For those prepared to listen and learn and ingest the knowledge and refine their skills, there is no better place to be. That is where Messi added edge to his game – a technical, precise edge – to his free-spirited ways. But he also learned that the game is so much more than that. The value of space – enough to perform a turn or a move that can rip open a defense – was instilled in him through daily repetition.

Everyone says Messi is a natural and of course he is. But that is only part of it. The great unspoken truth about him is all those hours of dedication that made him the best. Once he got into the Barcelona team as a teenager, it was quickly built around him and a dynasty followed with six Spanish league titles and three Champions League crowns.

With so much of Messi's education having taken place in Spain, there was for a while some reticence to fully accept him in Argentina. Whenever things did not go seamlessly for the national team, criticism followed. Did he play better for Barca? Did he try harder for them? Was he Argentine enough?

Overlooked was that, as soon as he was an adult, he would return to Rosario each year and that he insisted on keeping the family home he grew up in. Also, there is still a bar there that his family runs as well as businesses that he has invested in. Never mind that Messi always returned for national team duty, always put in the effort, after those long flights from Europe and in sometimes extreme conditions like the lung-bursting altitude of Bolivia.

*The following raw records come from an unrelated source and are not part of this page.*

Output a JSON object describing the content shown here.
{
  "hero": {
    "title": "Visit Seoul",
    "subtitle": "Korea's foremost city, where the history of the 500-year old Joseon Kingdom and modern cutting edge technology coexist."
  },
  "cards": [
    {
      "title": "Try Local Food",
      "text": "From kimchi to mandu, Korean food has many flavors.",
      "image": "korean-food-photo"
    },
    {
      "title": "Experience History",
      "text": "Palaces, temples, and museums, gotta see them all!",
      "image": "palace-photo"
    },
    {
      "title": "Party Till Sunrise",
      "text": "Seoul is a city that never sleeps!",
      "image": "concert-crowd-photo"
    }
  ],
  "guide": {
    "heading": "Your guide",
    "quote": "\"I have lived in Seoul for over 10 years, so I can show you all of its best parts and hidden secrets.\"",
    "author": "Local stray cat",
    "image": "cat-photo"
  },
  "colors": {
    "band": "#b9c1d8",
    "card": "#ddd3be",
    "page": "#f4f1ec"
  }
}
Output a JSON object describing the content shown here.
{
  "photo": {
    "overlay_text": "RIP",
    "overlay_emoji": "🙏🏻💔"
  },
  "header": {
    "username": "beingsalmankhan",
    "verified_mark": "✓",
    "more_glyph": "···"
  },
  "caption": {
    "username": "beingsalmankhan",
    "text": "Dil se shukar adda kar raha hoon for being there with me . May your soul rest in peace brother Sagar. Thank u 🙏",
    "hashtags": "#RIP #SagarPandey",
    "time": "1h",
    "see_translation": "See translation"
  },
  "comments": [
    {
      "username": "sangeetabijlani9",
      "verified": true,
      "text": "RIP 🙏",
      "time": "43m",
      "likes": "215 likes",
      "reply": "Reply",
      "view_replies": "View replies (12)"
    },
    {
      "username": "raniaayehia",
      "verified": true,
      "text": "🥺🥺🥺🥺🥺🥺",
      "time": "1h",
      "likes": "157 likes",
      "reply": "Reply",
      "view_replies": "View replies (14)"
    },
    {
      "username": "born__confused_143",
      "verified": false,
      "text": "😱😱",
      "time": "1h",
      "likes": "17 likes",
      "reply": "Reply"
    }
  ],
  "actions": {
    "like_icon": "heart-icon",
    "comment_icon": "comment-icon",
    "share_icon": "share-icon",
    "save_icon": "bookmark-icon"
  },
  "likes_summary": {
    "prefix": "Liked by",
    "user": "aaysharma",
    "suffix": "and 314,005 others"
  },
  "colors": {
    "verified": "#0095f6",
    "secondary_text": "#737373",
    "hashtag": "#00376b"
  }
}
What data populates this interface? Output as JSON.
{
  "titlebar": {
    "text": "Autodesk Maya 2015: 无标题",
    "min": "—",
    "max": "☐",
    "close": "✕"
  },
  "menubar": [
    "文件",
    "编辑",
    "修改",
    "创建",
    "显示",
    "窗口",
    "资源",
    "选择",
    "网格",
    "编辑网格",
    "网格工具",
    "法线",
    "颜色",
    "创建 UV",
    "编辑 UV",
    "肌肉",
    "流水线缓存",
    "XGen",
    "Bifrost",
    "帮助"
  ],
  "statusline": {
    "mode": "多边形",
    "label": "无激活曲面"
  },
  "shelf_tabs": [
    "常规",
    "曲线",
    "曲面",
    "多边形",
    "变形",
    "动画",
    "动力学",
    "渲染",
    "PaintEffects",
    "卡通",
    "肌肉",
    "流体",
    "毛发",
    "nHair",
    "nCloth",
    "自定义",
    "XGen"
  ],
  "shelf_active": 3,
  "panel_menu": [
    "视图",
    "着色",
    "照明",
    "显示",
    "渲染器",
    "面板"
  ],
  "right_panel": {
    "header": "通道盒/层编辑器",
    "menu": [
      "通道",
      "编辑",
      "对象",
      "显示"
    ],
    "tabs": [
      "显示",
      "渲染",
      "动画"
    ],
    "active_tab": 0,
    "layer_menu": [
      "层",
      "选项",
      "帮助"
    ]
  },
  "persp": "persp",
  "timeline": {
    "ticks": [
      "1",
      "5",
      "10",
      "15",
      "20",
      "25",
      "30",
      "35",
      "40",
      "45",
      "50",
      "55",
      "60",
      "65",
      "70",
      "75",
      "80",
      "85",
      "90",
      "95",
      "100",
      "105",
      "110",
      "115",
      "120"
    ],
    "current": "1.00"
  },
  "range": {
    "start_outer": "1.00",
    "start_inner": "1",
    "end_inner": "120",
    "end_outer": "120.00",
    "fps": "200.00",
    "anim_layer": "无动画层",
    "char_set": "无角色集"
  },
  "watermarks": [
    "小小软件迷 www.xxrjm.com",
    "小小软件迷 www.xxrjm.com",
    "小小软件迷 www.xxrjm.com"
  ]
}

Argentines get it now. They chant his name – no, they scream it – with pride and devotion, and almost every shirt they wear proudly displays "Messi 10." They roar for him when he produces magic and also when he doesn't. As he dragged weary legs through the semifinal against the Netherlands, he was lifted by a chant from nowhere that quickly spread across Arena de Sao Paulo: "Hail to Messi. Argentina's favorite son. A boy who moved away but was never lost."

Yet for all the glittering trophies in his home there is an empty place in Messi's heart. He doesn't like failure. It eats at him until he can rectify it. He hasn't had to experience it very often.

But he has suffered with Argentina. And he has suffered against Germany. In 2006 he was still a rookie, just 19 years old, and while already anointed as a future great he was not yet experienced enough to carry the burden of a World Cup campaign. He shined briefly in the tournament but was not trusted against the Germans in the quarterfinal, being forced to sit and watch as a penalty shootout ended in an inevitable German win followed by an on-field postgame fight between the two teams.

Four years later, Messi had become the central man, but revenge did not come for Argentina. Instead, it was a nightmare as the Argentines were torn apart by Germany 4-0 again in the quarters in Diego Maradona's final game as coach.

It was then that the doubters really kicked up a storm. Why does Messi not produce at World Cups? Are they tainting his legacy? And, again, does he play better for Barcelona? Never mind that he'd had a solid tournament. Or that the reason for Argentina's demise was pitiful defending and skewed tactics from Maradona, who was a genius during his playing career but hopelessly naive from the sidelines.

That defeat hurt Messi, racked him with deep, wrenching disappointment. He surely knew why it had happened too, knew the tactics were wrong and had left only one realistic outcome.

Maradona is gone now, replaced long since by Alejandro Sabella. Some deride Sabella as a "yes man" to Messi, but his results speak volumes. Here is Argentina, back in the final after 24 years and one win away from the third title in its history.

This is a final that, for all the romance of Brazil and the grit of the Netherlands and all the other storylines and turns, is the right one. These are the two best teams and this is a showdown for the ages.

There are countless factors that go into deciding games like this, but only one truly stands out; Can the will, skill and desire of Messi overcome the clinical game plan designed to thwart him? Can his greatness become legend?

Lionel Messi has made the journey to soccer's summit, lived and breathed every moment of it and sacrificed all in this pursuit. Now he is here with just one more step to go, and he has a life full of experiences powering his twitching feet and ambitious mind.